The controversy, though, doesn’t surprise Gary Watkins, senior pastor of Christ Presbyterian Church in Huntington Beach.

He understands that some object to the motto because they don’t themselves believe in God and others contend it’s an endorsement of religion in violation of the constitutional Non-Establishment Clause.

Still, he finds it ironic that anyone who might take the matter to the Supreme Court would walk into a building bearing an image of Moses with what appear to be the Ten Commandments over its entrance and into chambers whose oak doors display a representation of two tablets bearing the Roman numerals I-X.

Watkins believes the motto “reflects the reality that we are part of something larger than ourselves” and believes it “would be affirmed by most of the people of Huntington Beach.”
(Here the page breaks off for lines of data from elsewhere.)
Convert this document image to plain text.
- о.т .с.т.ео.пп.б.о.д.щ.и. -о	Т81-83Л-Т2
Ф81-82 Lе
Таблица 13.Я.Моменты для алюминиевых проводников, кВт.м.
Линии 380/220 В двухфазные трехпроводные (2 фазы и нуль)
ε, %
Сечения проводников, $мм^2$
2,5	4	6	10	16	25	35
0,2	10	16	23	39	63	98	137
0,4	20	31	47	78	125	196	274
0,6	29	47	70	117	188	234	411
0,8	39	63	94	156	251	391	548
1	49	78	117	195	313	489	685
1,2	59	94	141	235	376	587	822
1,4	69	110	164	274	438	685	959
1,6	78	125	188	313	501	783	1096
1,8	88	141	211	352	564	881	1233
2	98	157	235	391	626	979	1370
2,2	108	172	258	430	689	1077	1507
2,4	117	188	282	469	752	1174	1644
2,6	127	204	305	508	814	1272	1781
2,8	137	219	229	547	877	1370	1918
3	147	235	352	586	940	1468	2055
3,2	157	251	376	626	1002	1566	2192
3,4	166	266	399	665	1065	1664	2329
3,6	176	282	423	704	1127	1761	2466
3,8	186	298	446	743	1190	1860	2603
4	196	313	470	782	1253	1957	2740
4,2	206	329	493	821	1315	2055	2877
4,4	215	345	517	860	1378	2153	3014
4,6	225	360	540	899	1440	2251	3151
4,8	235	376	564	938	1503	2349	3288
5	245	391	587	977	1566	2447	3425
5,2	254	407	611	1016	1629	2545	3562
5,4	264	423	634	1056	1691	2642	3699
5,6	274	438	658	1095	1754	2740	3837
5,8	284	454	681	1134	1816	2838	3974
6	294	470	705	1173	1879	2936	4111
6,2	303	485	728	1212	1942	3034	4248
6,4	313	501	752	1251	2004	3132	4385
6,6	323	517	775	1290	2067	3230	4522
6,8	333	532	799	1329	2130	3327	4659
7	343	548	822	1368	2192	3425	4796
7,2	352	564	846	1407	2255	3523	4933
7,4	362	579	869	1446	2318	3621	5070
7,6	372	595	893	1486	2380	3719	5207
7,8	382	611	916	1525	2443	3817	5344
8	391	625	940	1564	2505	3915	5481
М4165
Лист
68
Guy Grimes, senior pastor of Shoreline Baptist Church in Fountain Valley, also thinks the motto represents the beliefs of the majority of city residents. Polls, he notes, still reflect the endurance of our Judeo-Christian heritage.
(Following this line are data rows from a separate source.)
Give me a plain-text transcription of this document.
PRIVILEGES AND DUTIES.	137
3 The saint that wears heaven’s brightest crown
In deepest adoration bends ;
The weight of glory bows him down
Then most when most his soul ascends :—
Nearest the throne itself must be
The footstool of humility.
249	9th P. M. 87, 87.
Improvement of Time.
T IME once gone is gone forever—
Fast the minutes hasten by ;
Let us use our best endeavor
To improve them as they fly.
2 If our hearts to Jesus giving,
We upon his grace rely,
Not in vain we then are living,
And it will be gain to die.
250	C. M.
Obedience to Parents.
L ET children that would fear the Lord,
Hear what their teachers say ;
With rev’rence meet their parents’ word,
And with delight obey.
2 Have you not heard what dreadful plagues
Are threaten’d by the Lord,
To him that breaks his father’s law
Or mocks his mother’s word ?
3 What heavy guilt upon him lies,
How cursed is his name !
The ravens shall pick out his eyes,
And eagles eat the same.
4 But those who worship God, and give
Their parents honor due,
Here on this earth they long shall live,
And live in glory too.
Our nation, he contends, has a historical association of God and country. It’s an association I think isn’t hard to see.

There is “The Star Spangled Banner” from which the motto comes. Grimes points to “God Bless America.” If my career-Marine father were still living, he would add “Semper Fi,” which refers to the Marine pledge to always be faithful to God, country and Corps.

“I don’t think it’s any more insensitive [to have the motto in Council Chambers] than to have it on all the currency we carry in our pockets,” Grimes says.

But Pastor Bill Welsh of Refuge Calvary Chapel here in Surf City has wondered how long it might be before there is a lawsuit “over the appearance of the word ‘God’ on public property.”

Dan Nehrbass, one of three pastors at Fountain Valley United Methodist Church, has a bachelor’s in classical civilization from UCI along with a master’s in theology from Talbot, a master’s in ministerial studies from Indiana Wesleyan and a master’s of divinity from Southern Baptist Theological Seminary. Perhaps that’s why he connected the significance of the motto “In God We Trust” with the anti-communist era during which it replaced “E Pluribus Unum.”

Communism, he explained, is “a social application of a deeper philosophy” credited to the German Georg Wilhelm Friedrich Hegel. Known as the dialectic, it assumes there is no sovereign being in the universe. Absent a sovereign God, Karl Marx argued, the government would better serve as a sovereign power than any individual could. In a communist state, there can be no God because there cannot be two sovereign powers.

In the ’50s, Nehrbass said, “some astute Americans recognized this profound truth.” They saw that the motto “In God We Trust” not only rejected communism but also acknowledged that in the absence of a sovereign God someone would attempt to assume that place.

“No American,” Nehrbass says, “wants to see that happen.”

Unseth is surprised that some city leaders have a problem with the display of the congressionally approved motto.

“I think it expresses both conscience and humility simultaneously,” he says, “and those are good values for us to be thinking about when deciding on community issues.”

Given the behavior of some of our former mayors and certain council members, I might prefer the motto be “In God We Fear.” But short of that, I’ll take “In God We Trust.”